A new study found that giraffes, the mighty mammal species, are in danger of becoming extinct in the wild as their numbers have decreased significantly.
Giraffes, the long-necked, mighty specimens are amongst the world’s most famous mammals. However, their global fame may have potentially been a double-edged sword.
A new wildlife survey went to reveal concerning numbers about the long-necked animal. Contrary to the quite constant number of giraffes inhabiting our zoos or natural reservations, the wildlife population took a sharp plunge.
The International Union for Conservation of Nature or the IUCN released its updated Red List. IUCN’ Red List is updated every year and includes a List of Threatened Species.
As such, the list includes all animal species which are marked according to their current situation. The latest such list moved giraffes from the “safe” to the “vulnerable” list subtype.
Julian Fennessy, the IUCN SSC Giraffe and Okapi Specialist Group co-chair, went to explain. Fennessy stated that the mighty animal has been subjected to a silent extinction.
IUCN’s updated Red List was presented during the United Nations Convention on Species Protection which is taking place in Cancun, Mexico.
The survey behind the Red List determined that the global population has dropped by as much as 40 percent. The percentage drop spans over the past three decades time.
Giraffes, the already iconic species, is the only mammal whose place on the list had to be changed. IUCN estimates note that, in 2015, there were approximately 97,562 giraffes living in the wild.
The population drop is very visible when comparing current to past population numbers. In 1985, the reported number of giraffes was in between 151,000 to 163,000 wild specimens.
IUCN also pointed out that these mighty mammals are facing difficult times in some areas. Living in Central, West, and East Africa is proving to be increasingly difficult.
Environmental groups and some analysts exposed the most probable causes for the current population drop. Amongst the most probable causes, one can include illegal hunting and habitat loss.
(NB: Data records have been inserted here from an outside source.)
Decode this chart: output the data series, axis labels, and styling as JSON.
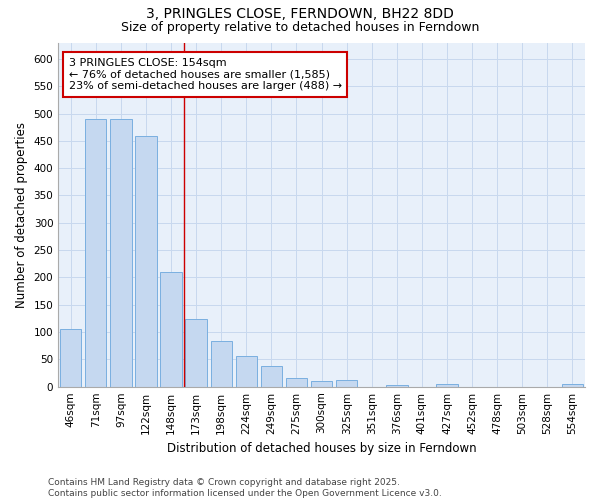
{
  "title": "3, PRINGLES CLOSE, FERNDOWN, BH22 8DD",
  "subtitle": "Size of property relative to detached houses in Ferndown",
  "xlabel": "Distribution of detached houses by size in Ferndown",
  "ylabel": "Number of detached properties",
  "categories": [
    "46sqm",
    "71sqm",
    "97sqm",
    "122sqm",
    "148sqm",
    "173sqm",
    "198sqm",
    "224sqm",
    "249sqm",
    "275sqm",
    "300sqm",
    "325sqm",
    "351sqm",
    "376sqm",
    "401sqm",
    "427sqm",
    "452sqm",
    "478sqm",
    "503sqm",
    "528sqm",
    "554sqm"
  ],
  "values": [
    105,
    490,
    490,
    458,
    210,
    123,
    83,
    57,
    37,
    15,
    10,
    12,
    0,
    3,
    0,
    5,
    0,
    0,
    0,
    0,
    5
  ],
  "bar_color": "#c5d8f0",
  "bar_edge_color": "#7aafe0",
  "bar_width": 0.85,
  "grid_color": "#c8d8ee",
  "background_color": "#e8f0fa",
  "red_line_x": 4.5,
  "annotation_text": "3 PRINGLES CLOSE: 154sqm\n← 76% of detached houses are smaller (1,585)\n23% of semi-detached houses are larger (488) →",
  "annotation_box_color": "white",
  "annotation_box_edge_color": "#cc0000",
  "ylim": [
    0,
    630
  ],
  "yticks": [
    0,
    50,
    100,
    150,
    200,
    250,
    300,
    350,
    400,
    450,
    500,
    550,
    600
  ],
  "footer_text": "Contains HM Land Registry data © Crown copyright and database right 2025.\nContains public sector information licensed under the Open Government Licence v3.0.",
  "title_fontsize": 10,
  "subtitle_fontsize": 9,
  "axis_label_fontsize": 8.5,
  "tick_fontsize": 7.5,
  "annotation_fontsize": 8,
  "footer_fontsize": 6.5
}
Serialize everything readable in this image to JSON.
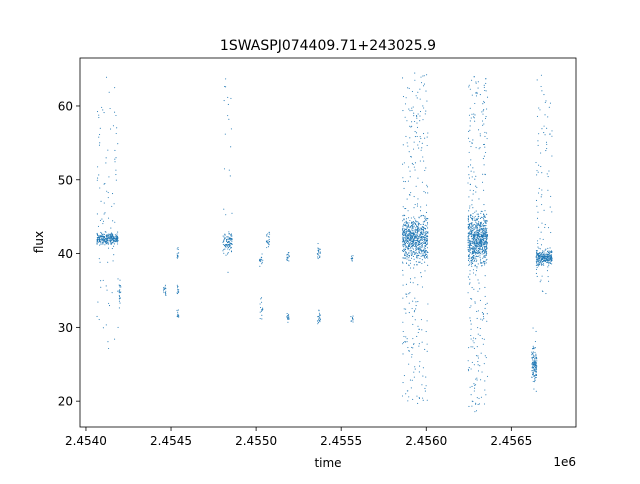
{
  "chart_data": {
    "type": "scatter",
    "title": "1SWASPJ074409.71+243025.9",
    "xlabel": "time",
    "ylabel": "flux",
    "x_offset_label": "1e6",
    "x_scale": 1000000,
    "xlim": [
      2453965,
      2456880
    ],
    "ylim": [
      16.5,
      66.5
    ],
    "x_ticks": [
      2454000,
      2454500,
      2455000,
      2455500,
      2456000,
      2456500
    ],
    "x_tick_labels": [
      "2.4540",
      "2.4545",
      "2.4550",
      "2.4555",
      "2.4560",
      "2.4565"
    ],
    "y_ticks": [
      20,
      30,
      40,
      50,
      60
    ],
    "y_tick_labels": [
      "20",
      "30",
      "40",
      "50",
      "60"
    ],
    "grid": false,
    "legend": "none",
    "marker_color": "#1f77b4",
    "clusters": [
      {
        "x_min": 2454065,
        "x_max": 2454190,
        "center": 42.0,
        "core_spread": 0.7,
        "n": 260,
        "tail_min": 26.5,
        "tail_max": 64.0,
        "tail_n": 90
      },
      {
        "x_min": 2454195,
        "x_max": 2454205,
        "center": 34.5,
        "core_spread": 1.2,
        "n": 18,
        "tail_min": 31.5,
        "tail_max": 36.5,
        "tail_n": 4
      },
      {
        "x_min": 2454455,
        "x_max": 2454470,
        "center": 35.0,
        "core_spread": 0.9,
        "n": 14,
        "tail_min": 33.5,
        "tail_max": 36.8,
        "tail_n": 2
      },
      {
        "x_min": 2454535,
        "x_max": 2454545,
        "center": 40.0,
        "core_spread": 0.6,
        "n": 10,
        "tail_min": 38.5,
        "tail_max": 41.0,
        "tail_n": 2
      },
      {
        "x_min": 2454535,
        "x_max": 2454545,
        "center": 35.0,
        "core_spread": 0.6,
        "n": 10,
        "tail_min": 34.0,
        "tail_max": 36.0,
        "tail_n": 2
      },
      {
        "x_min": 2454535,
        "x_max": 2454545,
        "center": 31.5,
        "core_spread": 0.5,
        "n": 10,
        "tail_min": 31.0,
        "tail_max": 32.5,
        "tail_n": 2
      },
      {
        "x_min": 2454805,
        "x_max": 2454860,
        "center": 41.5,
        "core_spread": 1.2,
        "n": 90,
        "tail_min": 36.5,
        "tail_max": 64.0,
        "tail_n": 25
      },
      {
        "x_min": 2455020,
        "x_max": 2455040,
        "center": 39.2,
        "core_spread": 0.6,
        "n": 14,
        "tail_min": 38.0,
        "tail_max": 40.0,
        "tail_n": 2
      },
      {
        "x_min": 2455020,
        "x_max": 2455040,
        "center": 32.5,
        "core_spread": 1.2,
        "n": 14,
        "tail_min": 31.0,
        "tail_max": 34.0,
        "tail_n": 2
      },
      {
        "x_min": 2455060,
        "x_max": 2455080,
        "center": 41.8,
        "core_spread": 0.8,
        "n": 20,
        "tail_min": 40.5,
        "tail_max": 43.0,
        "tail_n": 2
      },
      {
        "x_min": 2455180,
        "x_max": 2455195,
        "center": 39.5,
        "core_spread": 0.7,
        "n": 14,
        "tail_min": 38.5,
        "tail_max": 40.5,
        "tail_n": 2
      },
      {
        "x_min": 2455180,
        "x_max": 2455195,
        "center": 31.2,
        "core_spread": 0.6,
        "n": 14,
        "tail_min": 30.5,
        "tail_max": 32.0,
        "tail_n": 2
      },
      {
        "x_min": 2455360,
        "x_max": 2455380,
        "center": 40.2,
        "core_spread": 0.8,
        "n": 18,
        "tail_min": 39.0,
        "tail_max": 41.5,
        "tail_n": 2
      },
      {
        "x_min": 2455360,
        "x_max": 2455380,
        "center": 31.5,
        "core_spread": 0.7,
        "n": 18,
        "tail_min": 30.5,
        "tail_max": 33.0,
        "tail_n": 2
      },
      {
        "x_min": 2455555,
        "x_max": 2455570,
        "center": 39.3,
        "core_spread": 0.4,
        "n": 10,
        "tail_min": 38.8,
        "tail_max": 40.0,
        "tail_n": 1
      },
      {
        "x_min": 2455555,
        "x_max": 2455570,
        "center": 31.2,
        "core_spread": 0.4,
        "n": 10,
        "tail_min": 30.8,
        "tail_max": 31.8,
        "tail_n": 1
      },
      {
        "x_min": 2455860,
        "x_max": 2456010,
        "center": 42.0,
        "core_spread": 2.5,
        "n": 650,
        "tail_min": 19.5,
        "tail_max": 64.5,
        "tail_n": 260
      },
      {
        "x_min": 2456245,
        "x_max": 2456360,
        "center": 42.0,
        "core_spread": 2.8,
        "n": 650,
        "tail_min": 18.5,
        "tail_max": 64.0,
        "tail_n": 260
      },
      {
        "x_min": 2456620,
        "x_max": 2456650,
        "center": 25.0,
        "core_spread": 1.8,
        "n": 110,
        "tail_min": 21.0,
        "tail_max": 30.0,
        "tail_n": 20
      },
      {
        "x_min": 2456645,
        "x_max": 2456740,
        "center": 39.5,
        "core_spread": 0.9,
        "n": 260,
        "tail_min": 34.0,
        "tail_max": 64.5,
        "tail_n": 90
      }
    ]
  }
}
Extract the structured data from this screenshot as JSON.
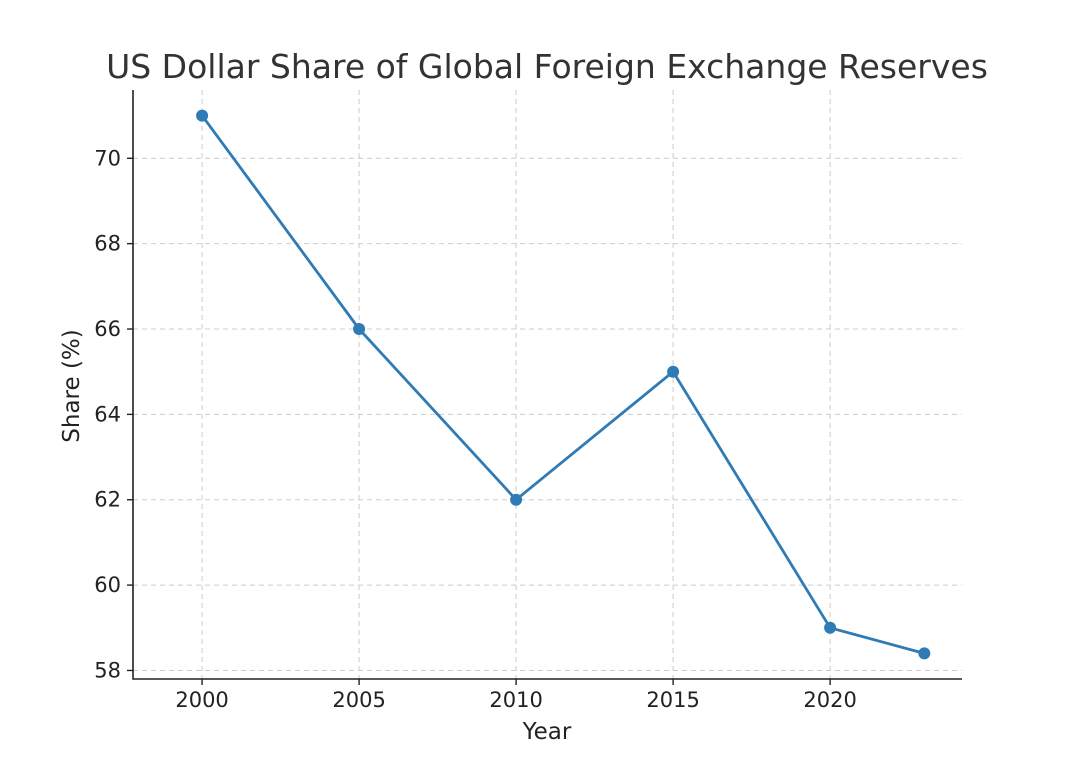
{
  "chart_data": {
    "type": "line",
    "title": "US Dollar Share of Global Foreign Exchange Reserves",
    "xlabel": "Year",
    "ylabel": "Share (%)",
    "xlim": [
      1997.8,
      2024.2
    ],
    "ylim": [
      57.8,
      71.6
    ],
    "x_ticks": [
      2000,
      2005,
      2010,
      2015,
      2020
    ],
    "y_ticks": [
      58,
      60,
      62,
      64,
      66,
      68,
      70
    ],
    "grid": true,
    "series": [
      {
        "x": [
          2000,
          2005,
          2010,
          2015,
          2020,
          2023
        ],
        "values": [
          71.0,
          66.0,
          62.0,
          65.0,
          59.0,
          58.4
        ],
        "color": "#2f7bb6"
      }
    ]
  }
}
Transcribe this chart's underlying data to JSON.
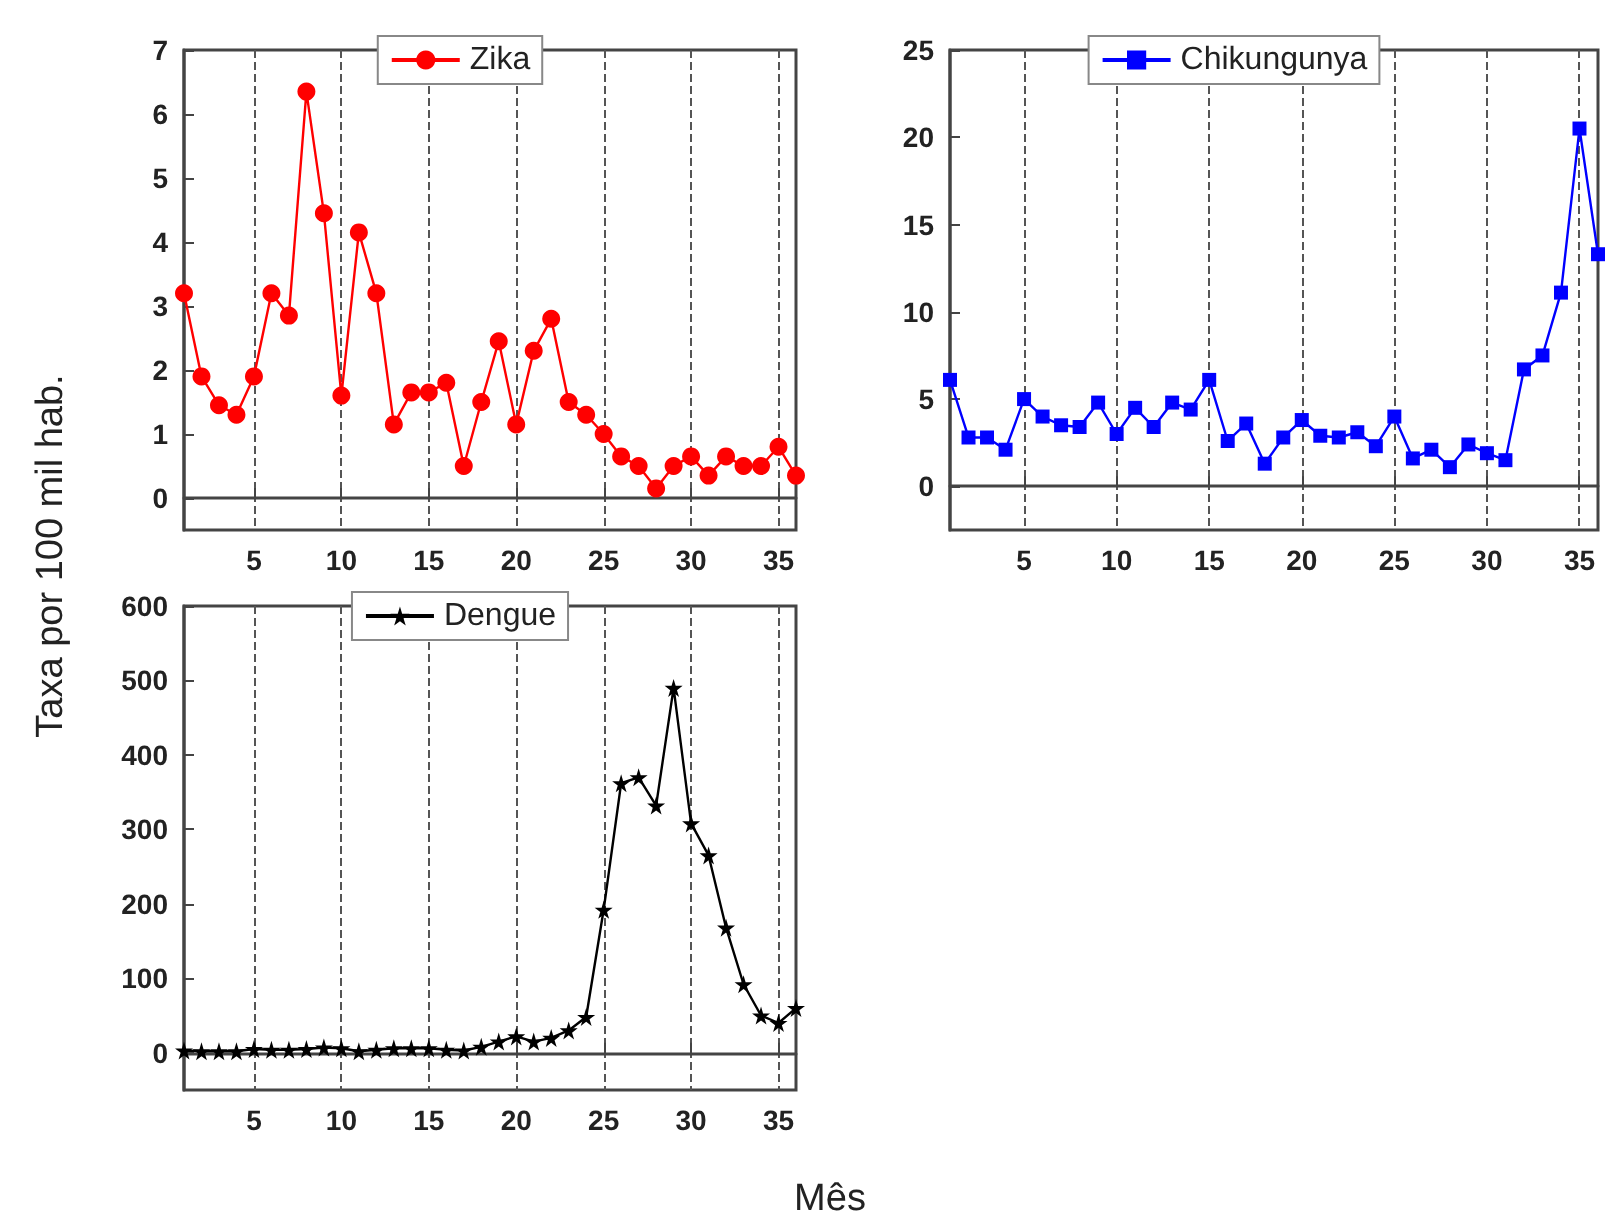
{
  "chart_data": [
    {
      "type": "line",
      "x": [
        1,
        2,
        3,
        4,
        5,
        6,
        7,
        8,
        9,
        10,
        11,
        12,
        13,
        14,
        15,
        16,
        17,
        18,
        19,
        20,
        21,
        22,
        23,
        24,
        25,
        26,
        27,
        28,
        29,
        30,
        31,
        32,
        33,
        34,
        35,
        36
      ],
      "series": [
        {
          "name": "Zika",
          "color": "#ff0000",
          "values": [
            3.2,
            1.9,
            1.45,
            1.3,
            1.9,
            3.2,
            2.85,
            6.35,
            4.45,
            1.6,
            4.15,
            3.2,
            1.15,
            1.65,
            1.65,
            1.8,
            0.5,
            1.5,
            2.45,
            1.15,
            2.3,
            2.8,
            1.5,
            1.3,
            1.0,
            0.65,
            0.5,
            0.15,
            0.5,
            0.65,
            0.35,
            0.65,
            0.5,
            0.5,
            0.8,
            0.35
          ]
        }
      ],
      "marker": "circle",
      "xlim": [
        1,
        36
      ],
      "xticks": [
        5,
        10,
        15,
        20,
        25,
        30,
        35
      ],
      "ylim": [
        -0.5,
        7
      ],
      "yticks": [
        0,
        1,
        2,
        3,
        4,
        5,
        6,
        7
      ],
      "grid": "x",
      "legend": "top"
    },
    {
      "type": "line",
      "x": [
        1,
        2,
        3,
        4,
        5,
        6,
        7,
        8,
        9,
        10,
        11,
        12,
        13,
        14,
        15,
        16,
        17,
        18,
        19,
        20,
        21,
        22,
        23,
        24,
        25,
        26,
        27,
        28,
        29,
        30,
        31,
        32,
        33,
        34,
        35,
        36
      ],
      "series": [
        {
          "name": "Chikungunya",
          "color": "#0000ff",
          "values": [
            6.1,
            2.8,
            2.8,
            2.1,
            5.0,
            4.0,
            3.5,
            3.4,
            4.8,
            3.0,
            4.5,
            3.4,
            4.8,
            4.4,
            6.1,
            2.6,
            3.6,
            1.3,
            2.8,
            3.8,
            2.9,
            2.8,
            3.1,
            2.3,
            4.0,
            1.6,
            2.1,
            1.1,
            2.4,
            1.9,
            1.5,
            6.7,
            7.5,
            11.1,
            20.5,
            13.3
          ]
        }
      ],
      "marker": "square",
      "xlim": [
        1,
        36
      ],
      "xticks": [
        5,
        10,
        15,
        20,
        25,
        30,
        35
      ],
      "ylim": [
        -2.5,
        25
      ],
      "yticks": [
        0,
        5,
        10,
        15,
        20,
        25
      ],
      "grid": "x",
      "legend": "top"
    },
    {
      "type": "line",
      "xlabel": "Mês",
      "ylabel": "Taxa por 100 mil hab.",
      "x": [
        1,
        2,
        3,
        4,
        5,
        6,
        7,
        8,
        9,
        10,
        11,
        12,
        13,
        14,
        15,
        16,
        17,
        18,
        19,
        20,
        21,
        22,
        23,
        24,
        25,
        26,
        27,
        28,
        29,
        30,
        31,
        32,
        33,
        34,
        35,
        36
      ],
      "series": [
        {
          "name": "Dengue",
          "color": "#000000",
          "values": [
            3,
            2,
            2,
            2,
            5,
            4,
            4,
            5,
            7,
            6,
            2,
            4,
            6,
            6,
            6,
            4,
            3,
            8,
            15,
            22,
            15,
            20,
            30,
            48,
            192,
            362,
            370,
            332,
            490,
            308,
            265,
            168,
            92,
            50,
            40,
            60
          ]
        }
      ],
      "marker": "star",
      "xlim": [
        1,
        36
      ],
      "xticks": [
        5,
        10,
        15,
        20,
        25,
        30,
        35
      ],
      "ylim": [
        -50,
        600
      ],
      "yticks": [
        0,
        100,
        200,
        300,
        400,
        500,
        600
      ],
      "grid": "x",
      "legend": "top"
    }
  ]
}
The giraffe habitat loss is caused by the expansion of mining and agricultural practices. At the same time, humans and wildlife are believed to live in a conflictual situation.
Following the latest survey, more than 4 giraffe species have been found to be endangered. Amongst its various subtypes, the only giraffe subtypes to register an increase is the gum-tree species.
In between the endangered giraffe subtypes, the Northern species was seen to be the most threatened. Currently, the subtype numbers about 4,750 specimens in the wild. As such, its population numbers places it amongst the most endangered species of mammals.
Giraffes were not the only animals to have registered a population drop. The survey went to show that African elephants are in an even greater danger.
Researchers believed that there may have once been about 20 million elephants in Africa. Following the first Red List continent-wide consensus, there are only 352, 271 wild elephants left.
Initial estimates had approximated an elephant population of about 400,000 to 630,000.
The IUCN Red List of endangered animals and plants contains about 85,604 following its latest update. Amongst the total number, 24,307 species were noticed to be threatened by extinction.
As the IUCN Director General warned, many more animals may be facing extinction in the future as the trend may result in a global crisis.